The answer is yes, and it’s thanks in part to something called sensory-specific satiety, which is when there is a reduction in satisfaction and intake with the consumption of a certain type of food and then the return of appetite when there is exposure to a new food.
Using Variety to Your Advantage
There is research in both humans and animals that shows that the greater variety of foods you have within a meal or in your diet, the more you'll eat. A 2013 study of more than 1,000 adults found a positive association between the variety of snacks and risk of being overweight over the course of five to nine years.
Maya Vadiveloo, a nutrition research fellow at the Harvard School of Public Health, is studying using dietary variety in a positive way — to increase consumption of healthy foods such as fruits and vegetables.
“If I give you as many apples as you want, over time your intake (in the same meal or day after day) will decrease because your appetite for that flavor, that texture, that particular food goes down," says Vadiveloo. "But once I give you a new food — say an orange — it’s not that you’re so sated that you won’t continue to eat, you were just sated from that flavor."

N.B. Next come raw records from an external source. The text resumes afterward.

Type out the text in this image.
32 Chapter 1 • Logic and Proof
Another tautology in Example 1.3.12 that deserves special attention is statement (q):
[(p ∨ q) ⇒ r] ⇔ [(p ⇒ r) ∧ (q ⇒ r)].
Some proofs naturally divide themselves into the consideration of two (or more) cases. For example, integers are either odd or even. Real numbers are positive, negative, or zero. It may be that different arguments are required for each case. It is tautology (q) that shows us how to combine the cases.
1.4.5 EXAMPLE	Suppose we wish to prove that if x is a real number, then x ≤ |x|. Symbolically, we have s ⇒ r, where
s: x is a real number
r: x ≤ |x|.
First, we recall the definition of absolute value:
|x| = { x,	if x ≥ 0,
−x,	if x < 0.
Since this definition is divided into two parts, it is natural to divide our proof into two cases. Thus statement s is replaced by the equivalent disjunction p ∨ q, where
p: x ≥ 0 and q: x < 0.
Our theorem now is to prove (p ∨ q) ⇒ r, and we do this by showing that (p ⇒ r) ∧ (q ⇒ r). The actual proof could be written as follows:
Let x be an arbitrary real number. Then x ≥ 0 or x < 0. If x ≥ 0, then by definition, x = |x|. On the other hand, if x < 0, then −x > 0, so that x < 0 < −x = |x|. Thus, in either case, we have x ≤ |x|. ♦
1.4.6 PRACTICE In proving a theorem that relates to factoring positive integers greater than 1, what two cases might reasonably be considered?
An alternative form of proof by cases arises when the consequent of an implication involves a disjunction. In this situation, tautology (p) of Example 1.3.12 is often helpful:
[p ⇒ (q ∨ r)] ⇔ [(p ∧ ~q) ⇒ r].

Increased consumption of fruits, vegetables, whole grains and legumes are associated with a variety of health benefits, including decreased chronic disease risk and decreased body weight, and Vadiveloo thinks dietary interventions could take advantage of these findings about variety to increase consumption of those food groups through novelty. Vadiveloo says she’s also working on a study to try to determine if novel ways of preparing a food can “trick” the brain out of the boredom that develops over repeated presentations of the same food.

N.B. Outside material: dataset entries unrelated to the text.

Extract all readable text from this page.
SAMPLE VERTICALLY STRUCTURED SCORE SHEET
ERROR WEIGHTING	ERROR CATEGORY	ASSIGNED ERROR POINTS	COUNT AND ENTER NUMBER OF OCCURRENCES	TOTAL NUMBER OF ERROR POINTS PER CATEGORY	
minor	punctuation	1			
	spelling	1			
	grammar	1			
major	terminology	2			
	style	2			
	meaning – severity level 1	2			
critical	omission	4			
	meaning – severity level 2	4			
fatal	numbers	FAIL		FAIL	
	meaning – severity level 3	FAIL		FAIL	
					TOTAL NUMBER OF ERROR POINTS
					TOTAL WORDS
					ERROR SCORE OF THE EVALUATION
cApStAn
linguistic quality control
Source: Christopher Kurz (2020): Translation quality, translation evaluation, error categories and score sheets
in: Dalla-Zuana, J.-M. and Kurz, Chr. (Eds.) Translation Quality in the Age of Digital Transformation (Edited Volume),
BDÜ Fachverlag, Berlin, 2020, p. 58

“I’m interested in this line of research because it might help make a healthy diet pattern a little bit more enjoyable and tasty.”
When to Use Food Variety
How can you implement diet variety (or the lack thereof) to help improve your overall eating habits? Here are some simple steps:
Eat a wide variety of fruits and vegetables. Whole plant foods are both dense in micronutrients as well as relatively low in calories, so you can afford to eat larger amounts from this food group. Keep a variety of fruits and vegetables on hand at home. If you’re having a salad, try to include different types of healthy toppings with different flavors (beets, dried fruit, nuts, etc.)

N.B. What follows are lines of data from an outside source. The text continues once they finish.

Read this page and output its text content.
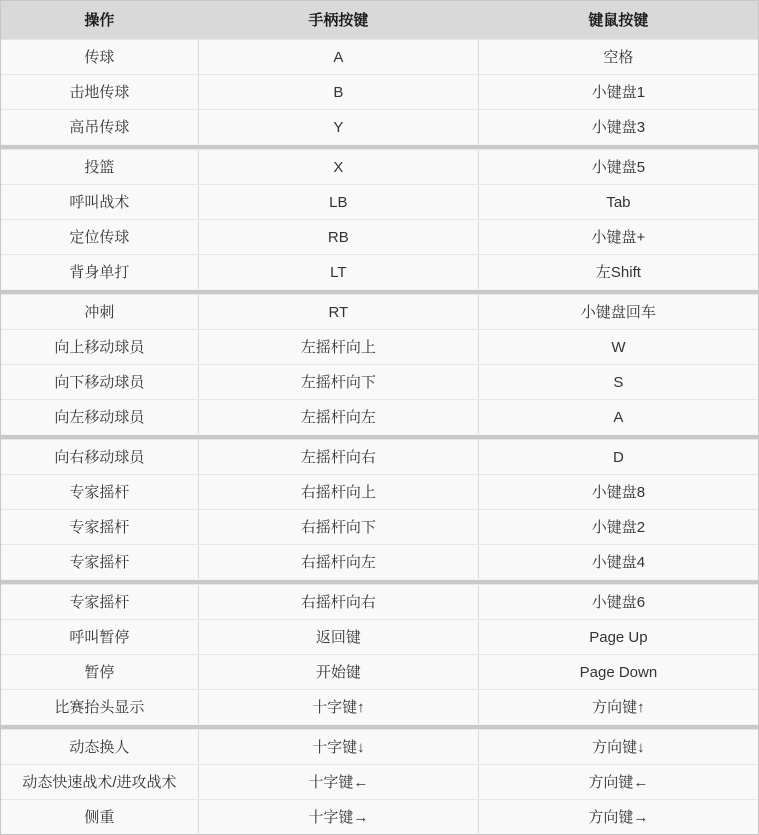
操作	手柄按键	键鼠按键
传球	A	空格
击地传球	B	小键盘1
高吊传球	Y	小键盘3
投篮	X	小键盘5
呼叫战术	LB	Tab
定位传球	RB	小键盘+
背身单打	LT	左Shift
冲刺	RT	小键盘回车
向上移动球员	左摇杆向上	W
向下移动球员	左摇杆向下	S
向左移动球员	左摇杆向左	A
向右移动球员	左摇杆向右	D
专家摇杆	右摇杆向上	小键盘8
专家摇杆	右摇杆向下	小键盘2
专家摇杆	右摇杆向左	小键盘4
专家摇杆	右摇杆向右	小键盘6
呼叫暂停	返回键	Page Up
暂停	开始键	Page Down
比赛抬头显示	十字键↑	方向键↑
动态换人	十字键↓	方向键↓
动态快速战术/进攻战术	十字键←	方向键←
侧重	十字键→	方向键→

Limit yourself to one kind of “treat.” While you’re obviously better off skipping junk food altogether, studies show that repressing your desires can lead to binge eating. Avoid getting variety packs of any high-calorie junk foods, such as full-fat ice cream, pastries and candy. Just pick one “treat” food and limit your intake.
Tackle buffets and barbecues with a game plan. When there’s a smorgasbord of different foods (and flavors) there’s a greater chance you’ll overeat. To avoid this, fill half your plate with healthy veggies and fruit salad, but limit the different types of unhealthier options like desserts and creamy side salads or dips.
Expand your palate. You might have your go-to vegetables or fruits for a meal or snacks, but change it up a bit. Each week, purchase a new fruit or vegetable that you’ve never eaten or cooked with before. Avoid repeating the same fruits or veggies each week to keep it interesting and hopefully increase the chances of you filling up on these lower-calorie foods.
Limit variety within a meal. Keeping meals simple (like a one-pot vegetable stew) will limit the variety of tastes you experience, and since increased variety can delay your feeling of fullness, simple meals may help you control how much you eat in a sitting.
Focus on the positive. While limiting the variety of junk foods and increasing the variety of healthy foods have both been shown to have positive effects, increasing variety of healthy foods appears to have more far-reaching impacts on long-term health and the research is more well-established.